Development and validation of wearable devices for real-time sweat biochemical sensing

Abstract

Wearable devices have made significant advances in the real-time, continuous monitoring of human physiology, offering higher sampling frequencies for rapidly changing physiological signals than currently achievable through conventional clinical methods. However, nearly all commercially available wearable devices are limited to measuring biophysical parameters, such as heart rate and activity, using electrical, mechanical, or optical sensors. In contrast, medical diagnostics for small-molecule biomarkers typically rely on invasive blood sampling and instrumentation that is costly, complex, and unsuitable for point-of-care or wearable use. Electrochemical biosensors have emerged as a powerful transduction modality for portable biochemical sensing, exemplified by the clinical success of continuous glucose monitors. Yet, there remains a critical need for noninvasive wearable biochemical sensing platforms. Sweat is a promising biofluid in this context, containing a wide array of physiologically relevant biomarkers including ions, amino acids, metabolites, hormones, peptides, and proteins.
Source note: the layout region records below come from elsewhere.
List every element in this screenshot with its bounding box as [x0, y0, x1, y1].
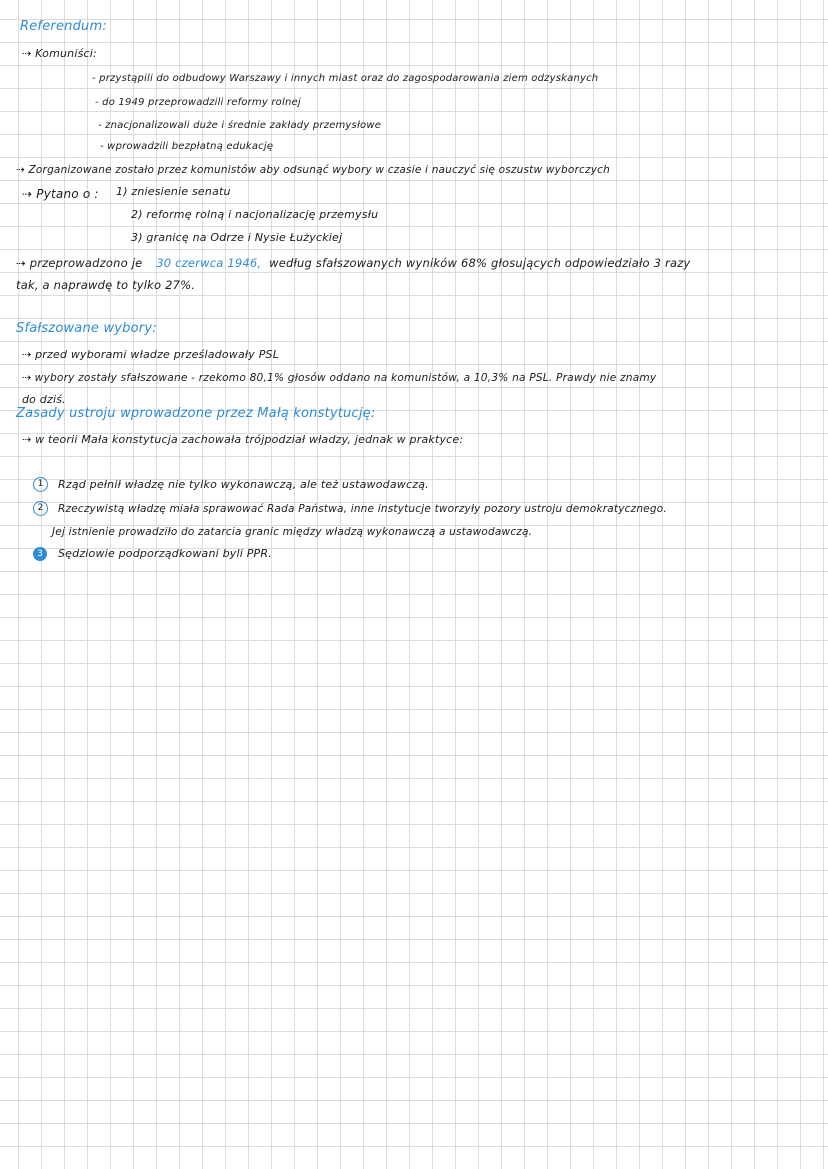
question-3: 3) granicę na Odrze i Nysie Łużyckiej: [131, 231, 343, 244]
heading-wybory: Sfałszowane wybory:: [16, 321, 157, 336]
ustroj-item-2: Rzeczywistą władzę miała sprawować Rada Państwa, inne instytucje tworzyły pozory ustroju demokratycznego.: [58, 503, 667, 515]
number-badge-1: 1: [33, 477, 48, 492]
pytano-label: ⇢ Pytano o :: [22, 187, 99, 201]
wybory-line-2: ⇢ wybory zostały sfałszowane - rzekomo 80,1% głosów oddano na komunistów, a 10,3% na PSL. Prawdy nie znamy: [22, 372, 657, 384]
question-2: 2) reformę rolną i nacjonalizację przemysłu: [131, 208, 379, 221]
komunisci-bullet-3: - znacjonalizowali duże i średnie zakłady przemysłowe: [98, 120, 382, 131]
heading-referendum: Referendum:: [20, 19, 107, 34]
number-badge-3: 3: [33, 547, 47, 561]
result-rest: według sfałszowanych wyników 68% głosujących odpowiedziało 3 razy: [269, 256, 691, 270]
number-badge-2: 2: [33, 501, 48, 516]
organized-line: ⇢ Zorganizowane zostało przez komunistów aby odsunąć wybory w czasie i nauczyć się oszustw wyborczych: [16, 164, 610, 176]
result-prefix: ⇢ przeprowadzono je: [16, 256, 143, 270]
question-1: 1) zniesienie senatu: [116, 185, 231, 198]
heading-ustroj: Zasady ustroju wprowadzone przez Małą konstytucję:: [16, 406, 376, 421]
ustroj-item-1: Rząd pełnił władzę nie tylko wykonawczą, ale też ustawodawczą.: [58, 478, 429, 491]
wybory-line-1: ⇢ przed wyborami władze prześladowały PSL: [22, 348, 280, 361]
komunisci-bullet-2: - do 1949 przeprowadzili reformy rolnej: [95, 97, 301, 108]
ustroj-intro: ⇢ w teorii Mała konstytucja zachowała trójpodział władzy, jednak w praktyce:: [22, 433, 464, 446]
komunisci-bullet-1: - przystąpili do odbudowy Warszawy i innych miast oraz do zagospodarowania ziem odzyskanych: [92, 73, 599, 84]
result-line: [16, 256, 690, 270]
wybory-line-3: do dziś.: [22, 393, 66, 406]
ustroj-item-2-cont: Jej istnienie prowadziło do zatarcia granic między władzą wykonawczą a ustawodawczą.: [52, 526, 533, 538]
komunisci-bullet-4: - wprowadzili bezpłatną edukację: [100, 141, 274, 152]
result-date: 30 czerwca 1946,: [156, 256, 262, 270]
result-line-2: tak, a naprawdę to tylko 27%.: [16, 278, 196, 292]
ustroj-item-3: Sędziowie podporządkowani byli PPR.: [58, 547, 272, 560]
komunisci-label: ⇢ Komuniści:: [22, 47, 97, 60]
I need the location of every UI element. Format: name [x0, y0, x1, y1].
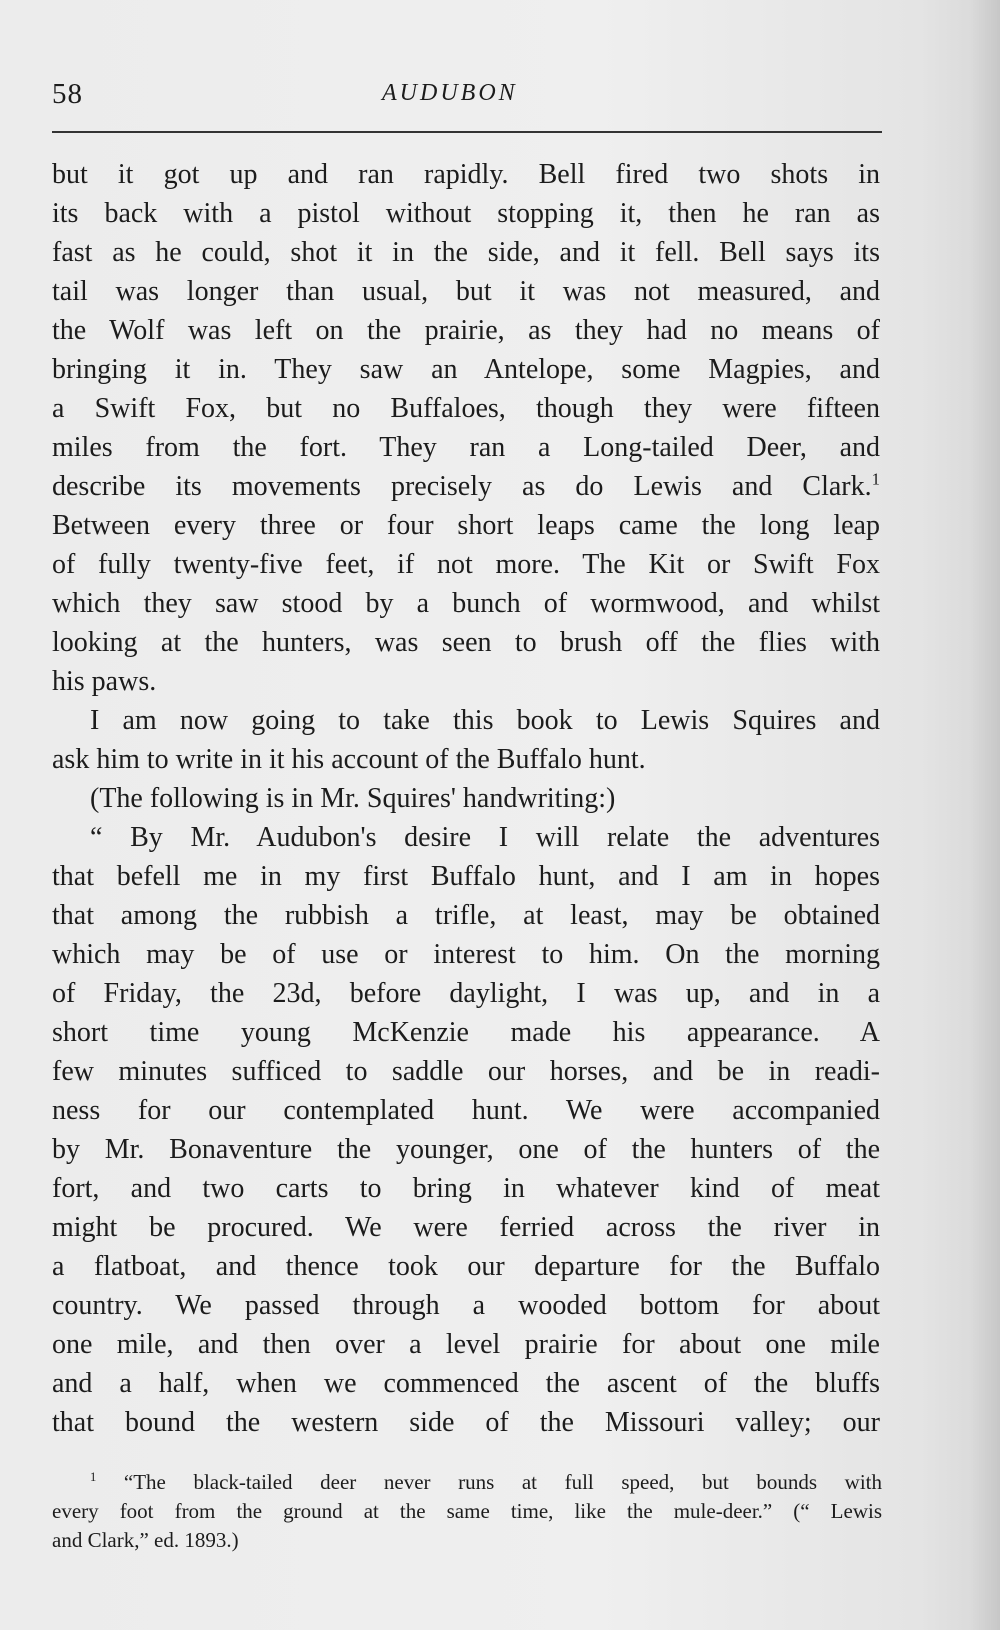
text-line: tail was longer than usual, but it was not measured, and: [52, 276, 880, 307]
text-line: that among the rubbish a trifle, at least, may be obtained: [52, 900, 880, 931]
text-line: of fully twenty-five feet, if not more. The Kit or Swift Fox: [52, 549, 880, 580]
text-line: a Swift Fox, but no Buffaloes, though they were fifteen: [52, 393, 880, 424]
text-line: bringing it in. They saw an Antelope, some Magpies, and: [52, 354, 880, 385]
text-line: and a half, when we commenced the ascent of the bluffs: [52, 1368, 880, 1399]
text-line: country. We passed through a wooded bottom for about: [52, 1290, 880, 1321]
header-rule: [52, 131, 882, 133]
text-line: fast as he could, shot it in the side, and it fell. Bell says its: [52, 237, 880, 268]
text-line: might be procured. We were ferried across the river in: [52, 1212, 880, 1243]
text-line: “ By Mr. Audubon's desire I will relate the adventures: [90, 822, 880, 853]
text-line: by Mr. Bonaventure the younger, one of the hunters of the: [52, 1134, 880, 1165]
paragraph-end-line: his paws.: [52, 666, 157, 697]
running-title: AUDUBON: [382, 80, 518, 106]
footnote: [52, 1468, 882, 1555]
text-line: the Wolf was left on the prairie, as they had no means of: [52, 315, 880, 346]
page-edge-shadow: [970, 0, 1000, 1630]
paragraph-end-line: (The following is in Mr. Squires' handwriting:): [90, 783, 616, 814]
footnote-reference: 1: [871, 469, 880, 489]
running-head: [52, 78, 882, 118]
footnote-line: $^1$ “The black-tailed deer never runs at full speed, but bounds with: [90, 1470, 882, 1494]
text-line: I am now going to take this book to Lewis Squires and: [90, 705, 880, 736]
page-number: 58: [52, 78, 83, 110]
footnote-line: every foot from the ground at the same time, like the mule-deer.” (“ Lewis: [52, 1499, 882, 1523]
text-line: that befell me in my first Buffalo hunt, and I am in hopes: [52, 861, 880, 892]
text-line: looking at the hunters, was seen to brush off the flies with: [52, 627, 880, 658]
text-line: but it got up and ran rapidly. Bell fired two shots in: [52, 159, 880, 190]
text-line: which they saw stood by a bunch of wormwood, and whilst: [52, 588, 880, 619]
text-line: which may be of use or interest to him. On the morning: [52, 939, 880, 970]
paragraph-end-line: ask him to write in it his account of the Buffalo hunt.: [52, 744, 646, 775]
text-line: a flatboat, and thence took our departure for the Buffalo: [52, 1251, 880, 1282]
text-line: one mile, and then over a level prairie for about one mile: [52, 1329, 880, 1360]
text-line: its back with a pistol without stopping it, then he ran as: [52, 198, 880, 229]
text-line: Between every three or four short leaps came the long leap: [52, 510, 880, 541]
text-line: miles from the fort. They ran a Long-tailed Deer, and: [52, 432, 880, 463]
text-line: few minutes sufficed to saddle our horses, and be in readi-: [52, 1056, 880, 1087]
footnote-marker: 1: [90, 1470, 97, 1484]
text-line: ness for our contemplated hunt. We were accompanied: [52, 1095, 880, 1126]
body-text: [52, 155, 880, 1442]
text-line: fort, and two carts to bring in whatever kind of meat: [52, 1173, 880, 1204]
text-line: that bound the western side of the Missouri valley; our: [52, 1407, 880, 1438]
footnote-line: and Clark,” ed. 1893.): [52, 1528, 239, 1552]
text-line: of Friday, the 23d, before daylight, I was up, and in a: [52, 978, 880, 1009]
text-line: short time young McKenzie made his appearance. A: [52, 1017, 880, 1048]
text-line: describe its movements precisely as do Lewis and Clark.$^1$: [52, 469, 880, 502]
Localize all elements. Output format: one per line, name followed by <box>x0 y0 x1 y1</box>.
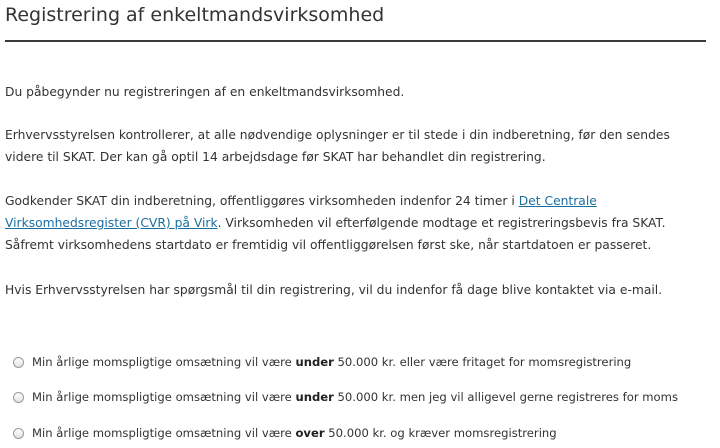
title-divider <box>5 40 706 42</box>
control-paragraph <box>5 124 705 168</box>
vat-option-label: Min årlige momspligtige omsætning vil være under 50.000 kr. eller være fritaget for momsregistrering <box>32 355 632 369</box>
radio-button[interactable] <box>13 357 24 368</box>
vat-option-label: Min årlige momspligtige omsætning vil være over 50.000 kr. og kræver momsregistrering <box>32 426 557 440</box>
radio-button[interactable] <box>13 392 24 403</box>
vat-option-label: Min årlige momspligtige omsætning vil være under 50.000 kr. men jeg vil alligevel gerne registreres for moms <box>32 390 678 404</box>
vat-option-under-exempt[interactable] <box>13 352 631 372</box>
intro-paragraph: Du påbegynder nu registreringen af en enkeltmandsvirksomhed. <box>5 85 405 99</box>
control-paragraph-line1: Erhvervsstyrelsen kontrollerer, at alle nødvendige oplysninger er til stede i din indberetning, før den sendes <box>5 128 670 142</box>
publication-paragraph <box>5 190 705 256</box>
publication-text-end: Såfremt virksomhedens startdato er fremtidig vil offentliggørelsen først ske, når startdatoen er passeret. <box>5 238 652 252</box>
page-title: Registrering af enkeltmandsvirksomhed <box>5 4 385 26</box>
vat-option-under-voluntary[interactable] <box>13 387 678 407</box>
vat-option-over-required[interactable] <box>13 423 557 443</box>
contact-paragraph: Hvis Erhvervsstyrelsen har spørgsmål til din registrering, vil du indenfor få dage blive kontaktet via e-mail. <box>5 283 663 297</box>
control-paragraph-line2: videre til SKAT. Der kan gå optil 14 arbejdsdage før SKAT har behandlet din registrering. <box>5 150 546 164</box>
cvr-link-part1[interactable]: Det Centrale <box>518 194 597 208</box>
publication-text-start: Godkender SKAT din indberetning, offentliggøres virksomheden indenfor 24 timer i <box>5 194 519 208</box>
publication-text-middle: . Virksomheden vil efterfølgende modtage et registreringsbevis fra SKAT. <box>217 216 666 230</box>
radio-button[interactable] <box>13 428 24 439</box>
cvr-link-part2[interactable]: Virksomhedsregister (CVR) på Virk <box>5 216 218 230</box>
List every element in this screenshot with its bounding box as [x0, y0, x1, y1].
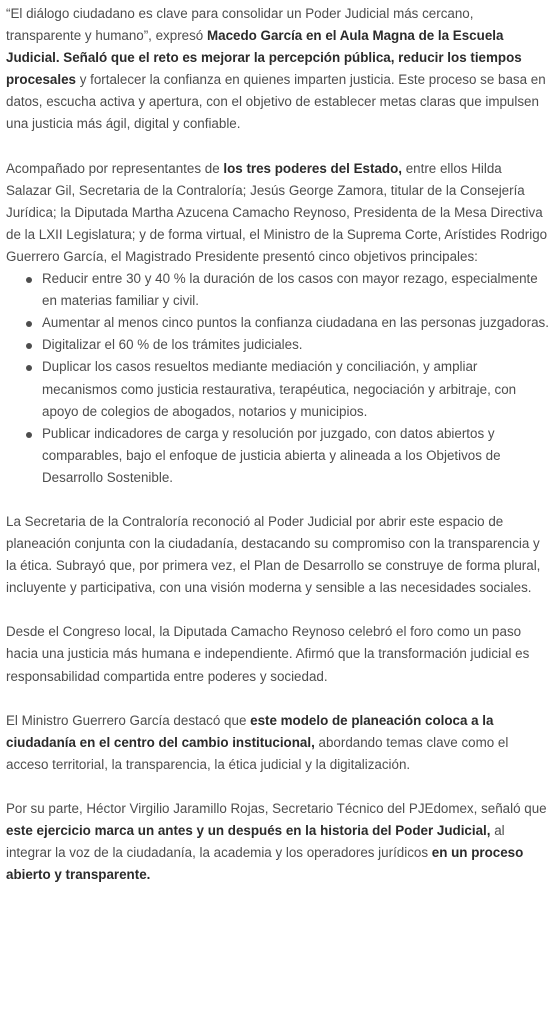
paragraph-emphasis: este modelo de planeación coloca a la ciudadanía en el centro del cambio institucional, — [6, 712, 494, 750]
paragraph-text: Por su parte, Héctor Virgilio Jaramillo Rojas, Secretario Técnico del PJEdomex, señaló que — [6, 800, 547, 816]
list-item: Aumentar al menos cinco puntos la confianza ciudadana en las personas juzgadoras. — [42, 312, 549, 334]
paragraph-congreso: Desde el Congreso local, la Diputada Camacho Reynoso celebró el foro como un paso hacia una justicia más humana e independiente. Afirmó que la transformación judicial es responsabilidad compartida entre poderes y sociedad. — [6, 624, 530, 684]
paragraph-ministro — [6, 710, 549, 776]
paragraph-text: “El diálogo ciudadano es clave para consolidar un Poder Judicial más cercano, transparente y humano”, expresó — [6, 6, 474, 44]
paragraph-contraloria: La Secretaria de la Contraloría reconoció al Poder Judicial por abrir este espacio de planeación conjunta con la ciudadanía, destacando su compromiso con la transparencia y la ética. Subrayó que, por primera vez, el Plan de Desarrollo se construye de forma plural, incluyente y participativa, con una visión moderna y sensible a las necesidades sociales. — [6, 513, 541, 596]
objectives-list — [6, 268, 549, 489]
paragraph-emphasis: este ejercicio marca un antes y un después en la historia del Poder Judicial, — [6, 823, 491, 838]
list-item: Digitalizar el 60 % de los trámites judiciales. — [42, 334, 549, 356]
paragraph-text: al integrar la voz de la ciudadanía, la academia y los operadores jurídicos — [6, 823, 505, 861]
list-item: Reducir entre 30 y 40 % la duración de los casos con mayor rezago, especialmente en materias familiar y civil. — [42, 268, 549, 312]
paragraph-secretario-tecnico — [6, 798, 549, 886]
paragraph-text: y fortalecer la confianza en quienes imparten justicia. Este proceso se basa en datos, escucha activa y apertura, con el objetivo de establecer metas claras que impulsen una justicia más ágil, digital y confiable. — [6, 72, 546, 132]
paragraph-text: entre ellos Hilda Salazar Gil, Secretaria de la Contraloría; Jesús George Zamora, titular de la Consejería Jurídica; la Diputada Martha Azucena Camacho Reynoso, Presidenta de la Mesa Directiva de la LXII Legislatura; y de forma virtual, el Ministro de la Suprema Corte, Arístides Rodrigo Guerrero García, el Magistrado Presidente presentó cinco objetivos principales: — [6, 160, 548, 264]
paragraph-text: abordando temas clave como el acceso territorial, la transparencia, la ética judicial y la digitalización. — [6, 734, 509, 772]
paragraph-emphasis: Macedo García en el Aula Magna de la Escuela Judicial. Señaló que el reto es mejorar la percepción pública, reducir los tiempos procesales — [6, 28, 522, 88]
paragraph-quote-macedo — [6, 3, 549, 136]
list-item: Publicar indicadores de carga y resolución por juzgado, con datos abiertos y comparables, bajo el enfoque de justicia abierta y alineada a los Objetivos de Desarrollo Sostenible. — [42, 423, 549, 489]
paragraph-objectives-intro — [6, 158, 549, 268]
paragraph-text: Acompañado por representantes de — [6, 160, 224, 176]
paragraph-emphasis: en un proceso abierto y transparente. — [6, 845, 524, 883]
paragraph-text: El Ministro Guerrero García destacó que — [6, 712, 251, 728]
list-item: Duplicar los casos resueltos mediante mediación y conciliación, y ampliar mecanismos como justicia restaurativa, terapéutica, negociación y arbitraje, con apoyo de colegios de abogados, notarios y municipios. — [42, 356, 549, 422]
paragraph-emphasis: los tres poderes del Estado, — [223, 160, 402, 176]
article-body — [0, 3, 555, 886]
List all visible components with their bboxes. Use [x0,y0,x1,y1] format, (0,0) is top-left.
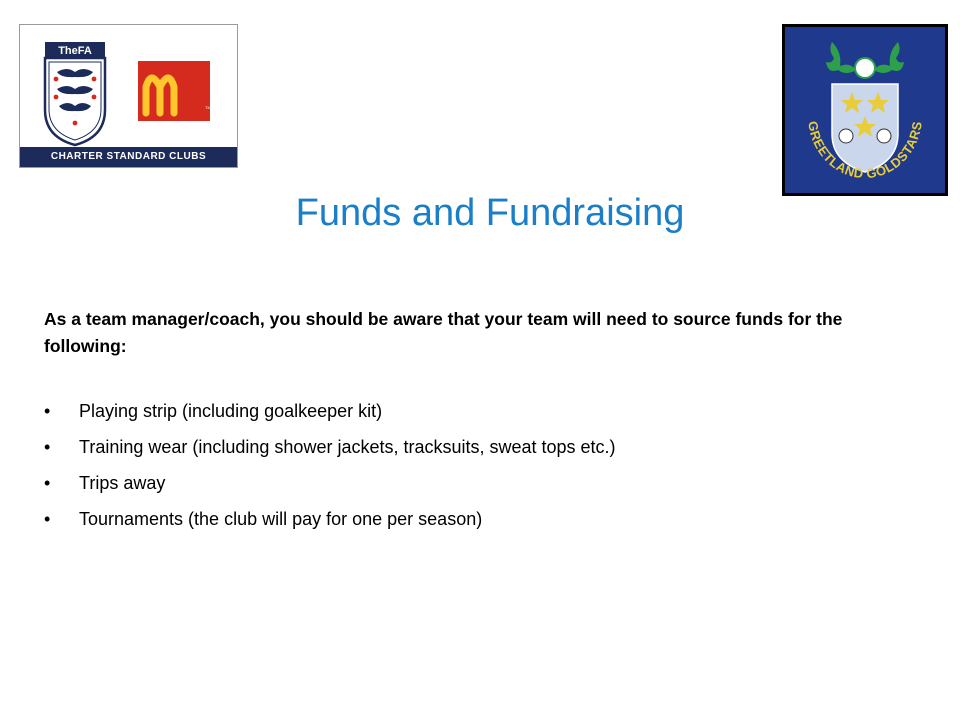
fa-crest-and-mcdonalds-logo [20,25,237,147]
fa-text: TheFA [58,45,92,57]
list-item [44,473,924,509]
slide-title: Funds and Fundraising [295,192,685,234]
bullet-glyph: • [44,509,51,529]
intro-paragraph: As a team manager/coach, you should be aware that your team will need to source funds for the following: [44,309,843,356]
crest-ring-text: GREETLAND GOLDSTARS [805,119,925,182]
list-item-text: Playing strip (including goalkeeper kit) [79,401,383,421]
funding-list [44,401,924,545]
bullet-glyph: • [44,401,51,421]
greetland-goldstars-crest [782,24,948,196]
list-item [44,437,924,473]
charter-standard-strip: CHARTER STANDARD CLUBS [20,147,237,167]
list-item [44,509,924,545]
bullet-glyph: • [44,437,51,457]
bullet-glyph: • [44,473,51,493]
list-item [44,401,924,437]
mcdonalds-tm: TM [205,105,211,110]
list-item-text: Tournaments (the club will pay for one per season) [79,509,483,529]
fa-charter-standard-logo [19,24,238,168]
list-item-text: Training wear (including shower jackets, tracksuits, sweat tops etc.) [79,437,616,457]
list-item-text: Trips away [79,473,166,493]
club-crest-graphic [782,24,948,196]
Sweat can also be accessed noninvasively and stimulated locally on demand via iontophoresis. This dissertation presents the design, development, and on-body validation of wearable sweat-sensing devices. Two distinct device architectures are demonstrated, reflecting different levels of complexity and design considerations. We report real-time, on-body lactate sensing during stationary cycling exercise, as well as successful detection of nicotine in sweat using a novel microbial redox enzyme-based biosensor. Sweat was locally induced for nicotine sensing, and study participants included heavy and light nicotine users as well as non-users. The wearable nicotine sensor exhibited superior analytical accuracy compared to the gold standard of mass spectrometry. Furthermore, we demonstrate multiplexed sensing targeting both nicotine and cortisol in sweat using a single wearable platform. Finally, we explore the use of electrochemical impedance spectroscopy as a system identification tool for the development and optimization of biosensors.